Sunday, November 14, 2010

The Value of Nothing

Three things today gave an ample reminder of how our culture and our universities over the last dozen years or so have made Britain a better place in many ways, but also, crucially, a more successful place.

According to the Observer, despite the Harry Potter film series coming to an end, the studio where they were filmed is being bought by Warners. They are not particularly worried about the demise of the UK Film Council, but rather, are voting with their wallets in the UK film industry because of the talent pool that exists. At the end of the article it is pointed out that since Rowling's wizard first came into the public eye, £1.9 billion has been generated economically from the franchise.

In other news, Sebastian Vettel is the new F1 champion after steering his Red Bull to victory in Abu Dhabi. A German, in an oil state, for a team financed by an Austrian. What's British about it? The Red Bull team are based at Milton Keynes. F1 retains much of its engineering base in the UK. Though I'm sure their engineers come from round the world, its British base is not a coincidence. Though the franchising of F1 increasingly goes east to chase the money, the high end innovation and skills that makes the sport possible still has a prominent British base. I'm sure that our new government will say that our Universities' excellence in Engineering will be protected, but I wonder - I'm sure that it's not as simple as that; and that maybe a few future engineers will be put off by the high fees that will be coming in shortly. Certainly, those engineers I knew at college would have had to think twice before taking on such debt.

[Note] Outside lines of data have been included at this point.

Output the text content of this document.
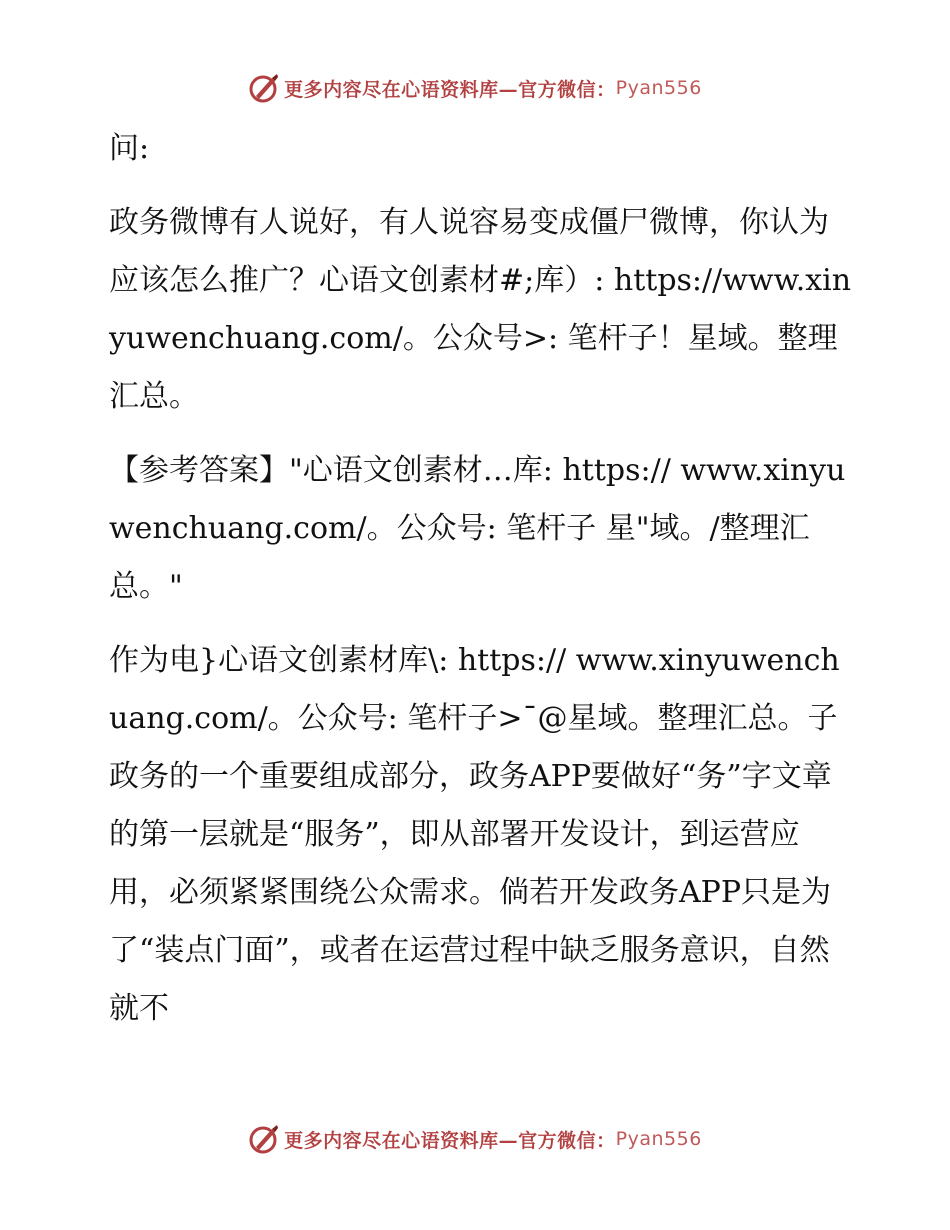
更多内容尽在心语资料库—官方微信： Pyan556

问:

政务微博有人说好，有人说容易变成僵尸微博，你认为应该怎么推广？心语文创素材#;库）: https://www.xinyuwenchuang.com/。公众号>: 笔杆子！星域。整理汇总。

【参考答案】"心语文创素材…库: https:// www.xinyuwenchuang.com/。公众号: 笔杆子 星"域。/整理汇总。"

作为电}心语文创素材库\: https:// www.xinyuwenchuang.com/。公众号: 笔杆子>¯@星域。整理汇总。子政务的一个重要组成部分，政务APP要做好“务”字文章的第一层就是“服务”，即从部署开发设计，到运营应用，必须紧紧围绕公众需求。倘若开发政务APP只是为了“装点门面”，或者在运营过程中缺乏服务意识，自然就不

更多内容尽在心语资料库—官方微信： Pyan556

And, thirdly, long overdue, the designer Bill Moggridge just won the 2010 lifetime achievement award at the Prince Philip Design Awards. He designed the first laptop - the Grid Compass - in 1982, even being used on the space shuttle. Design is another British speciality, as Jonathan Ive, who designed the iPod and is Apple's chief designer proves.

So, three examples where Britain's have been innovative and highly successful - all members of what Richard Florida defined as the "creative class." In the same week we hear that EMI, bought by the financial genius of Terra Firma, Guy Hands investment vehicle, with mostly borrowed money, is likely to finally be sold into foreign hands, its success as a company utterly compromised by the disaster of its business model.

The vision of the coalition seems to be that those who go to university study only utilitarian subjects - that they do not have access to the liberal arts. Sport, media, arts and culture all provide more than economic growth of course; yet they are also drivers for economic growth. If only finance had such a record of achievement. In the 1970s and 1980s there was dismay and despair as our "assets" seemed to get sold to America. I've a Rough Trade compilation called "Wanna buy a bridge?" - yet our real assets, the creativity, and innovation of our people - and the strong liberal education that they received in the UK, are what gives us a competitive advantage going forward into the future - not the complex financial models of casino bankers. At this rate, Guy Hands will go down in history as the man who sold the Beatles. Despite the best education money (and the state) can buy, our current crop of politicians seem to know the price of every piece of debt, and the value of nothing.

The value of creativity and innovation is not always as easily measured as these examples, yet surely they give reason enough for us to want to protect the institutions and environment that can lead to such innovation? Whereas a merchant bank can relocate elsewhere, and the graduates of India, China and elsewhere are queueing up to work for them anywhere in the world, our creativity is less easily poached, less easily emulated.